Dateline: Southington, Connecticut, USA
I was born and raised and still live at the center of the cultural rift valley that separates New York Yankees turf from Boston Red Sox turf. Aside from the regional rivlary there is a deeper cultural rivalry. The Yanks represent the cigar chomping monied elite in the same way that the Sox represent the millworkers and farmers that define the New England region. The Yankees are corporate management. The Sox are Labor. Over time the differences between New York and Boston have shrunken to the point where they are almost a myth. Almost. But the fans don’t care about demographics. They know who they are, and who the other guy is. Certainly Boston has decided to join the ranks of the big spending teams, and the Yankees have joined the ranks of the small nations GDP. But even as the social lines blur the loyalty and the personal sagas of pain and schadenfreude keep their currency.

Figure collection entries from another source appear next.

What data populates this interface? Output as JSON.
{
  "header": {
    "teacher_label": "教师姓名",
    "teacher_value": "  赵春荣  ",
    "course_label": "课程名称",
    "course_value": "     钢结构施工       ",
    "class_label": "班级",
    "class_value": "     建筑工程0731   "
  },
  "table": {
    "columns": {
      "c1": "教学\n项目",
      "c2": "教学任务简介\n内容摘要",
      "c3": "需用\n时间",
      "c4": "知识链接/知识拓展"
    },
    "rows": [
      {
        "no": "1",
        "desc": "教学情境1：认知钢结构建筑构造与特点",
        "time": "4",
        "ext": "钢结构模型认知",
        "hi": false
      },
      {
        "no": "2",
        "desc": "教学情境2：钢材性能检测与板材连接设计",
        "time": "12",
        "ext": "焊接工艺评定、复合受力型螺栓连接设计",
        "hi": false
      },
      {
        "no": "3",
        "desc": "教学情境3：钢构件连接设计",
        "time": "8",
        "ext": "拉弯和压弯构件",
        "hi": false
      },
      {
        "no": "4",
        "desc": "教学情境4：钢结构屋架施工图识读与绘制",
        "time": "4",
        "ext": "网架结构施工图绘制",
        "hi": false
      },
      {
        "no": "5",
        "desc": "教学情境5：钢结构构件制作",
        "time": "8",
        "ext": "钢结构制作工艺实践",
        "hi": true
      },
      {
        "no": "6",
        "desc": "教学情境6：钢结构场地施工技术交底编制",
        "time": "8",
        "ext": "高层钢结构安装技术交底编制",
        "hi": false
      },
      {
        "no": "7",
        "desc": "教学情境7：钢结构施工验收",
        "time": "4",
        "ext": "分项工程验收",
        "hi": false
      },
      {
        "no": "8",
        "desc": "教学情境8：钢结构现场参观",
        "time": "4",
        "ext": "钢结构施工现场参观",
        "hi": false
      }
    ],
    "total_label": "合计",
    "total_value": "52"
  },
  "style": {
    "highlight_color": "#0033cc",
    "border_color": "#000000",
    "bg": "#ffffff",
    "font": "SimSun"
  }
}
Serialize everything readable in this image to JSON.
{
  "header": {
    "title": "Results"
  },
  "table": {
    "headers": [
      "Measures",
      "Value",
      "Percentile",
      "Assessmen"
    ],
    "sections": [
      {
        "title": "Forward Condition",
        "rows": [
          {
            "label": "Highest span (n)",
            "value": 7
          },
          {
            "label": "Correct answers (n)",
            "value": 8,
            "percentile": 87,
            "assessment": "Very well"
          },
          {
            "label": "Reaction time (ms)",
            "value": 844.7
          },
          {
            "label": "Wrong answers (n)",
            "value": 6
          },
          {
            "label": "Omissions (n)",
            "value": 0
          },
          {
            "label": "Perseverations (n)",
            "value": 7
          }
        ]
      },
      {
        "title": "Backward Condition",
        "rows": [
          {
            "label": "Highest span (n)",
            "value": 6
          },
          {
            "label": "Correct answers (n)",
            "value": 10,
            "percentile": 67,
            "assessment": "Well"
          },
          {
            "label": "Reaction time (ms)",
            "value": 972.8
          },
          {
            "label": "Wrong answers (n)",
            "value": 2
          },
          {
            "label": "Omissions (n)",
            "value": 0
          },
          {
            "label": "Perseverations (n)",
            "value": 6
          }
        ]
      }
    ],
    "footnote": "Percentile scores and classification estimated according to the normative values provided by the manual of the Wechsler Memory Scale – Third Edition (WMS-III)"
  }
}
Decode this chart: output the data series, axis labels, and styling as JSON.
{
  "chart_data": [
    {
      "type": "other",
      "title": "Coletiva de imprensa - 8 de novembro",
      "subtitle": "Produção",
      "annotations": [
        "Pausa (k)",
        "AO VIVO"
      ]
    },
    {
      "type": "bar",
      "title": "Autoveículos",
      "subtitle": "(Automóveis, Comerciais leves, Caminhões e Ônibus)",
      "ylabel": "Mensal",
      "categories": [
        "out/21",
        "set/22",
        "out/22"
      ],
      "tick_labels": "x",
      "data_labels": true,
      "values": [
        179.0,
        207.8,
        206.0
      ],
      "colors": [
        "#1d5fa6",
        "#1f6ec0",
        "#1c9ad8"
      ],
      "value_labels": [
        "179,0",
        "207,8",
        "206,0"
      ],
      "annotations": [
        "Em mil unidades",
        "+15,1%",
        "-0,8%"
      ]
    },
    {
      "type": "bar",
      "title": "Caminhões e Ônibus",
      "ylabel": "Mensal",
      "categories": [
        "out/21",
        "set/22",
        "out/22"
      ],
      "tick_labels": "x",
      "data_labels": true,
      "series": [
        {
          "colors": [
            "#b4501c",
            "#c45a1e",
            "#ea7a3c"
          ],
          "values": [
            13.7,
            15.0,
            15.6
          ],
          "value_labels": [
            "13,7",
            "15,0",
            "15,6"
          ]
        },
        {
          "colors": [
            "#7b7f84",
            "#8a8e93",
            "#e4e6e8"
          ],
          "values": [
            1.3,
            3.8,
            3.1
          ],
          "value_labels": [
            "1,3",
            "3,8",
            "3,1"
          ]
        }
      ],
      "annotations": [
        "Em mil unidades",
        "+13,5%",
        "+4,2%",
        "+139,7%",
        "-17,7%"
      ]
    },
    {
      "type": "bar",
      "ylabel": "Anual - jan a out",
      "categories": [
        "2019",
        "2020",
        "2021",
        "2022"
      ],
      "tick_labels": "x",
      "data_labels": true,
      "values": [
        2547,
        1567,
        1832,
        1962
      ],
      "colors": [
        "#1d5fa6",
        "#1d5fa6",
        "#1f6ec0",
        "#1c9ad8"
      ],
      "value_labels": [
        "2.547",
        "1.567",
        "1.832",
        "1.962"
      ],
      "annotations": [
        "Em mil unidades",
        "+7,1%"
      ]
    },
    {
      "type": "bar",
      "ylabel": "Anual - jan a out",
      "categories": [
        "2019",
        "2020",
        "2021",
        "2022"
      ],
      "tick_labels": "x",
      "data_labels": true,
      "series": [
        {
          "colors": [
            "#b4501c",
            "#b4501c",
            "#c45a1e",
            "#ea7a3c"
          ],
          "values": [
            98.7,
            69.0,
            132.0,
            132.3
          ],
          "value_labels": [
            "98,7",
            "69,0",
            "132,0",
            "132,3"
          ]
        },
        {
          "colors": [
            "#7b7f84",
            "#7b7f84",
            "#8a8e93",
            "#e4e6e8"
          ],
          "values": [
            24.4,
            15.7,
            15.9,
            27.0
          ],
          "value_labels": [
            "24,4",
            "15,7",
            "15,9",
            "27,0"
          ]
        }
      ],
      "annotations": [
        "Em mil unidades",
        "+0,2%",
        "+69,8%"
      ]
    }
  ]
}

I grew up as the only Sox fan in a family of Yankees fans. My uncle Anthony, married to my dad’s sister, is a Bostonite and took me to my first major league game. Fenway, 1974. When my Mom’s family would get on me for being a Sox fan they would say “how did we let that happen?”. I was always quick to answer “you had your shot. Maybe if you came across with some game tickets you coulda reeled me in”. I doubt it would have worked, but the line was effective at maybe throwing a little guilt on the fire. Now I have guilt of my own. Ths season my 10 year old nephew went to his first major league game. Yankee Stadium. My eternal shame is that I let his friend’s dad beat me to it. In my optimism and idiocy I assumed that he was going to Fenway. I almost puked when I found out that he had been lured over to the dark side. There is time. I think I have a few sets of Sox tickets with his name on the for next season.
The redemption of 2004 will help grease the rails. And make no mistake, it is real redemption. All of the dashed hopes, stomach churning drama, sleepless nights trying to imagine that there was one more game to play. They all seem like the inevitable buildup to the release of winning.
Some teams are like wallpaper in their cities. They are going about their routine and the citizenry is content to spectate. Some haave had success so quickly that they will have to wait a while to know what real community desire is about. But in Boston the Sox are like a shadow government. I guarantee that the people of Boston would rather go to the polls for Sox Manager than for Mayor or Governor. Who was mayor in 1975? Huh? Who started Game 7 against the Reds? Spaceman, baby!
A lot of ghosts got busted under that lunar eclipse last night. No more will gutwrenching sights like Bucky Dent’s corked bat homer, or Wade Boggs celebrating on a horse in a Yankee uniform, or Roger Clemens pumping his fist in pinstripes… ever have the taste of salt on a rotten lemon. All of the bad GMs, the racist ownership, the managerial brainlocks, the thought of Pudge Fisk not having a ring… they have all been given a fresh perspective. I can proudly state that Bill Buckner was a helluva player, got jobbed by his manager by even being put on the field, and let down by a soft bullpen, and his stats are almost identical to Yankee legend Don Mattingly. They have the same number of World Series rings, BTW. And that was game 6, and only caused the series to go one more game. He didn’t lose the world series, and he didn’t lose that game. I’ve made that case in defense of Buckner for years, but now maybe someone will have the nerve to take it seriously.